Because the house is on the National Register of Historic Places, all exterior updates had to be approved by the Historic Preservation Commission of St. Paul. Even the mortar for the tuck-pointing had to go through several test colors, Glynn noted.

Last fall, Glynn put the house on the market while it was still being restored, intending to let a new buyer choose some of the finishes. There were interested parties, but no sale.

"We started seeing that it was too much for someone [else] to have a vision for it," he said.

Still, his team forged ahead, aided by Johnston's original architectural drawings, which were archived at the Minnesota History Center. "They were very detailed, including what species of wood was in each room," Glynn said. "We could see what had been changed."

Armed with the drawings, "questions started to answer themselves," Glynn said. "We could get in the head of Clarence Johnston and ask, 'What would he do?' We doubled the scope of the project.
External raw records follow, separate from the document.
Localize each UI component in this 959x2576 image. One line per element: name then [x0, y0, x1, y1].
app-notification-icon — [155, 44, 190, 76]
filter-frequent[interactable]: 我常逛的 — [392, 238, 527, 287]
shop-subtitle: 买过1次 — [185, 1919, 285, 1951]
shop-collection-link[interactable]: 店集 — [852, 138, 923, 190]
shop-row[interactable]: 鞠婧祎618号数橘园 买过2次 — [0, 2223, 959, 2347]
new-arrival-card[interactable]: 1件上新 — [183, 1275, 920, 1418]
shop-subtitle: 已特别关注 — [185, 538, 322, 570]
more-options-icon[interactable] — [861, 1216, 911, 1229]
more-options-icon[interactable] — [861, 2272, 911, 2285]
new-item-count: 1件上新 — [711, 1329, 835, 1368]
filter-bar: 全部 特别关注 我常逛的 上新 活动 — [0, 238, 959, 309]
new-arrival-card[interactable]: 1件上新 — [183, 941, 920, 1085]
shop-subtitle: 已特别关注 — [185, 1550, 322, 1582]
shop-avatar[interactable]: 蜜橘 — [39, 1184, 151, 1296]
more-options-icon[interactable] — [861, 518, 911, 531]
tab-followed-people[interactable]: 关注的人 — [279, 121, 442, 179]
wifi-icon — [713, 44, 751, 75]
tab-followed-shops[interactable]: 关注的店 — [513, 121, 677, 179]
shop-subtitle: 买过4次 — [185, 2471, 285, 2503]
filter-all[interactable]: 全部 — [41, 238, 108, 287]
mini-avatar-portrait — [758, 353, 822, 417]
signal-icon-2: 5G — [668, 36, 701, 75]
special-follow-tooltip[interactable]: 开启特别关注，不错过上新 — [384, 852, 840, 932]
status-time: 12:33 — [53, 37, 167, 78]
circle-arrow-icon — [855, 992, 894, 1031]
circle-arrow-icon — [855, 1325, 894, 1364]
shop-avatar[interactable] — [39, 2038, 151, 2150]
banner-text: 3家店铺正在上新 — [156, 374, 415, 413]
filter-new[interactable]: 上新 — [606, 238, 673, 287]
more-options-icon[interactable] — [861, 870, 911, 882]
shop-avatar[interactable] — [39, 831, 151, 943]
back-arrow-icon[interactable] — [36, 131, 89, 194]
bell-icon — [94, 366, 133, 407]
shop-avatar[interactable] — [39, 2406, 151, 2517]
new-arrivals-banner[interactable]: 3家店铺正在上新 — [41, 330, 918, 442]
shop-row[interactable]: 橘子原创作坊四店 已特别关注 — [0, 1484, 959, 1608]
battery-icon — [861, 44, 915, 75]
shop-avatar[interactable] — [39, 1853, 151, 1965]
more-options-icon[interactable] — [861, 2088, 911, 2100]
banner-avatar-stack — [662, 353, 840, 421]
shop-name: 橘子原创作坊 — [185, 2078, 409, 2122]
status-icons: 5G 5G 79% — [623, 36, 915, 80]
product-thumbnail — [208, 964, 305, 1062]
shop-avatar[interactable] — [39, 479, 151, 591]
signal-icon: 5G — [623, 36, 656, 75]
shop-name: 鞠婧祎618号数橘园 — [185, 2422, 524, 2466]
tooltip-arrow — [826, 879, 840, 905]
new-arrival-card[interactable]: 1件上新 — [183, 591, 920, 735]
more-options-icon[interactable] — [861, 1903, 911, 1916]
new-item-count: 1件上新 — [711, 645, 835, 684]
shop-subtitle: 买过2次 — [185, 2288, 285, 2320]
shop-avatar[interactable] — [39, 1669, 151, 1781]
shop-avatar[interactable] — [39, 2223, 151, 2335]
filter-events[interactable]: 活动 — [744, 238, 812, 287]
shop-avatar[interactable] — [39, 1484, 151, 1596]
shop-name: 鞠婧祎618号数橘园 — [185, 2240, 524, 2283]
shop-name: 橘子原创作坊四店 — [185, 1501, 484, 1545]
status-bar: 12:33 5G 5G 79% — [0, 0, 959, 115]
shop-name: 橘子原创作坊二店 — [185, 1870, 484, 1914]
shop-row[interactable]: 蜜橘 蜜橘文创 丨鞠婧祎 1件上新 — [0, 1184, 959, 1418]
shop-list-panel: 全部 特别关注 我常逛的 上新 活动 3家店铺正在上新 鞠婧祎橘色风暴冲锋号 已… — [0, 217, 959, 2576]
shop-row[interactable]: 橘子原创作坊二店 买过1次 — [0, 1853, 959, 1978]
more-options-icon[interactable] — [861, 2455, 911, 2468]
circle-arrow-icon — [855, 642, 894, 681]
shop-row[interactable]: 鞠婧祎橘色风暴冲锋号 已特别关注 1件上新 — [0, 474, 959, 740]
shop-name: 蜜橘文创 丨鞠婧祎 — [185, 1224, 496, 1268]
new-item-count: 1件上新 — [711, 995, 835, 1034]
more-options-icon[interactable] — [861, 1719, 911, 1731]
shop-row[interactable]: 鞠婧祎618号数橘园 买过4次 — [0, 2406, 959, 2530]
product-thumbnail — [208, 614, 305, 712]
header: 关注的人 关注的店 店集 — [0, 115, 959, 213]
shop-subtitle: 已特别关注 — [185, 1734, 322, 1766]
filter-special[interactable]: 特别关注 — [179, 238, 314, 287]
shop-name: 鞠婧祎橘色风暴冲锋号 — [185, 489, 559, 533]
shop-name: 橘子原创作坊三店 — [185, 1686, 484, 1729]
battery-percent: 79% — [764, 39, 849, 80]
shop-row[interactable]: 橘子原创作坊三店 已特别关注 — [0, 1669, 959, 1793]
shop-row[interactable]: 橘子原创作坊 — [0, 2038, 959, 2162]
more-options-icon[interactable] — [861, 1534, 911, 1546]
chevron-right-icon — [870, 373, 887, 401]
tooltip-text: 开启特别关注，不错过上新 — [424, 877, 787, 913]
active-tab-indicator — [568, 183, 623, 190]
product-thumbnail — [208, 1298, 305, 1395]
You can't fake it in a house like that. We were going all the way."

The most challenging aspect of the restoration was the layers of detail, Glynn said. "We had three or four tables filled with hundreds of pieces of hardware." Even the pulley system for the pocket doors had to be taken apart and put back together. "Everything works again," he said. "We wanted to reset it and get it on a new path."

Knoke hasn't been inside the house since the restoration, but he's seen detailed photos. "It looks like museum-quality [work] by real artisans," he said. "I'm really thrilled. It's what the house deserves."